Felipe V, tan odiado en Cataluña, acabó con los impuestos feudales que allí sobrevivían en el siglo XVIII y creó un sistema impositivo (el catastro) más justo y eficiente, que estimuló el crecimiento; y gracias a ser parte de España Cataluña participó con gran provecho en el comercio con América, lo que dio lugar al desarrollo de una serie de industrias de consumo en el antiguo principado: textil, alcoholera, corchotaponera, del cuero, incluso una incipiente industria metalúrgica; y, desde luego, un comercio floreciente: entonces comenzó el despegue catalán, distanciándose del resto de España. Basta leer a un autor tan poco sospechoso de anticatalanismo como Jaume Vicens Vives (Cataluña en el siglo XIX) para darse cuenta de que España en esa centuria estuvo gobernada, sobre todo en la esfera económica, desde Barcelona.
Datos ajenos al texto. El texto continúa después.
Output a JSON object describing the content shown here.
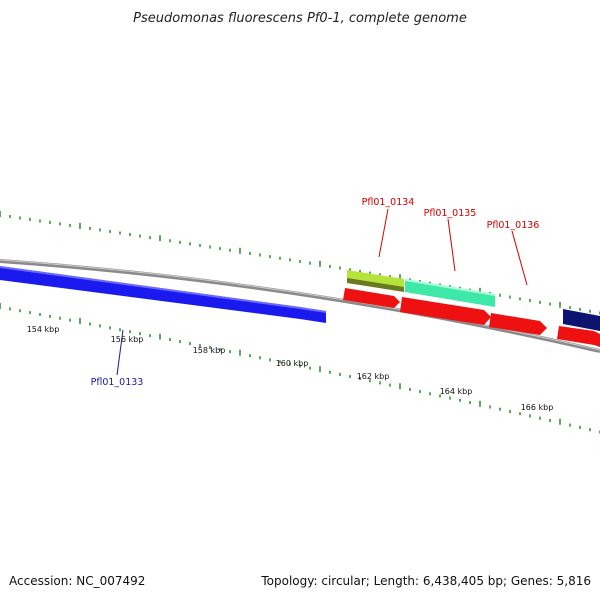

El centralismo agresivo de Franco consiguió exactamente lo contrario de lo que se proponía. Quedó tan desprestigiado que, desde la Transición,los nacionalismos periféricos, calcados del franquista, estuvieron aureolados de prestigio, mientras incluso la palabra español quedaba popularmente denigrada. En virtud de este bandazo, los nacionalismos recibieron lo que nunca se les debió dar: una ley electoral inicuamente sesgada en su favor, y el monopolio en sus ámbitos respectivos de los medios de información y de educación. Y, lo que fue peor, se beneficiaron de la pasividad de los gobiernos nacionales ante los desmanes que cometieron con los privilegios recibidos. La insurrección actual del gobierno catalán es consecuencia directa de estas dejaciones.
Hoy, Cataluña y España están pasando años difíciles por una crisis que ha afectado a gran parte del mundo, pero que estuvo muy mal gestionada en España por el anterior gobierno de Rodríguez Zapatero, elegido y reelegido gracias al fuerte apoyo que encontró en Cataluña. Por añadidura, Cataluña paga hoy los numerosos errores que en materia económica han cometido los gobiernos catalanes, tanto los de la coalición tripartita encabezada por los socialistas como el actual de Convergència i Unió. Quizá tampoco el gobierno del Partido Popular esté teniendo grandes aciertos en esta materia, pero si Cataluña, como cualquier otra autonomía, quiere quejarse justificadamente, primero debe poner orden en su casa, cosa que ciertamente no ha hecho. Si Cataluña quiere dejar de ser infelix debe asumir su propia historia sin demagogia y, sobre todo, sin otorgarse el papel de víctima. «La culpa, querido Bruto, no está en nuestras estrellas, sino en nosotros mismos», escribió Shakespeare. Pero es tan fácil echársela a otros…
GABRIEL TORTELLA, catedrático emérito de Historia de la Economía en la Universidad de Alcalá (UAH).